I glanced at the clock on the wall. “We only have a few minutes. We need to practice this a few times.”
Screamer nodded for The Smoke to touch his shoulder and then reached for Patty and my hands.
It took us a moment, but then we each settled into our spots in the bigger mind we had created with Screamer’s connection.
I thought directly at The Smoke that he should imagine hardening the air over the booth next to ours in a way that would only block a certain frequency.
He did, and then Patty and I formed an imaginary hose and connected it to the shield to power it. We ran through it twice, then Screamer let us go.

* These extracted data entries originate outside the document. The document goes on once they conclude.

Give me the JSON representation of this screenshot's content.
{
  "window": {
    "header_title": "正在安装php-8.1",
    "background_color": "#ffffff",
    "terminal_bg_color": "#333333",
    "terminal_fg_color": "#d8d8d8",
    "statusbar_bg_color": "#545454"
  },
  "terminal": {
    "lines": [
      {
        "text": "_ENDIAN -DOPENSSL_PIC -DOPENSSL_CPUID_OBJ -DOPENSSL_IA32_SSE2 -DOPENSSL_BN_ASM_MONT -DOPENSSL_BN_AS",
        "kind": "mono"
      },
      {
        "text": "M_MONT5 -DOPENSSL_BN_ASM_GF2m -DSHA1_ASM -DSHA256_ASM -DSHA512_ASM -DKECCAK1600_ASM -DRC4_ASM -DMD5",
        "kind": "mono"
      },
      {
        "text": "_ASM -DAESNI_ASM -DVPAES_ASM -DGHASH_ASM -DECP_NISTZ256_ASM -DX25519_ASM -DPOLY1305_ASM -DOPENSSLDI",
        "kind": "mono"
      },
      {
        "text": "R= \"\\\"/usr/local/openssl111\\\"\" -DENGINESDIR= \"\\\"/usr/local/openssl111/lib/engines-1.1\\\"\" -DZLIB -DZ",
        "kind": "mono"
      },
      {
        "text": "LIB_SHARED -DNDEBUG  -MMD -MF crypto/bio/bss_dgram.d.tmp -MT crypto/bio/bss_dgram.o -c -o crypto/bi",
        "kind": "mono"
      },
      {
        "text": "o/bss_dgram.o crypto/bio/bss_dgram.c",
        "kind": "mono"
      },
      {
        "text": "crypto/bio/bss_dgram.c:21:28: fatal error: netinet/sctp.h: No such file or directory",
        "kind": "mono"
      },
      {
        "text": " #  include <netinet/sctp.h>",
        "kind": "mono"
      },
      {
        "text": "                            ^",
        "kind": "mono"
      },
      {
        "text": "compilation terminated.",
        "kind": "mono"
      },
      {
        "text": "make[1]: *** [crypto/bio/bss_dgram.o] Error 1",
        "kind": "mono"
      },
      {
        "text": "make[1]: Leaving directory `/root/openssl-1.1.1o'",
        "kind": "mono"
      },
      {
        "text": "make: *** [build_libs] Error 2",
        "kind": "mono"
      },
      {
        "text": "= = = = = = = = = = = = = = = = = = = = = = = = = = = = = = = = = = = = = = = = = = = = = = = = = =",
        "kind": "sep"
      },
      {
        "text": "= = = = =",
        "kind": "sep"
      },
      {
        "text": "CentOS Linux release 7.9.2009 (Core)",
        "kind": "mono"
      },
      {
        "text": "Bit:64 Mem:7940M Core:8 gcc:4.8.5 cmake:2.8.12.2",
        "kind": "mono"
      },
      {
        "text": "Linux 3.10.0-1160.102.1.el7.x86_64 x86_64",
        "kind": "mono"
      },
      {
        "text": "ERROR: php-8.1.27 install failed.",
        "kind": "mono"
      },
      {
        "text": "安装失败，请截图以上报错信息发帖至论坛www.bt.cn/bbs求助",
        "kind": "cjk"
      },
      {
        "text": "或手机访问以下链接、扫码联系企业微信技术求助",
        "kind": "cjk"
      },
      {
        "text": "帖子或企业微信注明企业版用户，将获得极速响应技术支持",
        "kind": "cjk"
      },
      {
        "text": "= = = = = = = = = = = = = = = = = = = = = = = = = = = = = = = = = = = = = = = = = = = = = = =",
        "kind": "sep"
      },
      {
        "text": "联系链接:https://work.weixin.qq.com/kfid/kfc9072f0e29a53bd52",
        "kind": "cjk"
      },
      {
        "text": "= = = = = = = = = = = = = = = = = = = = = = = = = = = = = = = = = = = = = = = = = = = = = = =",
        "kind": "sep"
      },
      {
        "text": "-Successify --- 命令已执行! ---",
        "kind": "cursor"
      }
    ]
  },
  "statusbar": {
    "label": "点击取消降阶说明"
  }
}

“I want to practice that with Stan feeding us some light energy just before we go.”
Everyone nodded, so once again I called for Stan.
“Almost time,” he said as he appeared, taking us out of time at the same moment.
“One quick practice session,” I said. I quickly explained what we were doing. Stan nodded. “Might just work.”
For Stan, that was as encouraging as he ever got.
Screamer linked the four of us up and we could hear Stan ask, “Ready?”
“Ready,” we said as one, out of four mouths.
He started a slight flow of energy toward us and Patty and I captured it easily into the mouth of the imaginary hose we had formed in our minds and sent it directly to the shield.
Expand the shield, I thought to The Smoke, so that it covers as much as you can with the energy coming to you.
He expanded the shield as Stan increased the energy until the shield covered all of the Las Vegas area. As more energy came in Patty and I let the natural flow expand the size of the hose protecting all of our minds. It worked easily for one god’s worth of energy. Could we hold the containment for over six hundred gods’ energy, all directed at the same spot?
If not, we would be four very dead superheroes.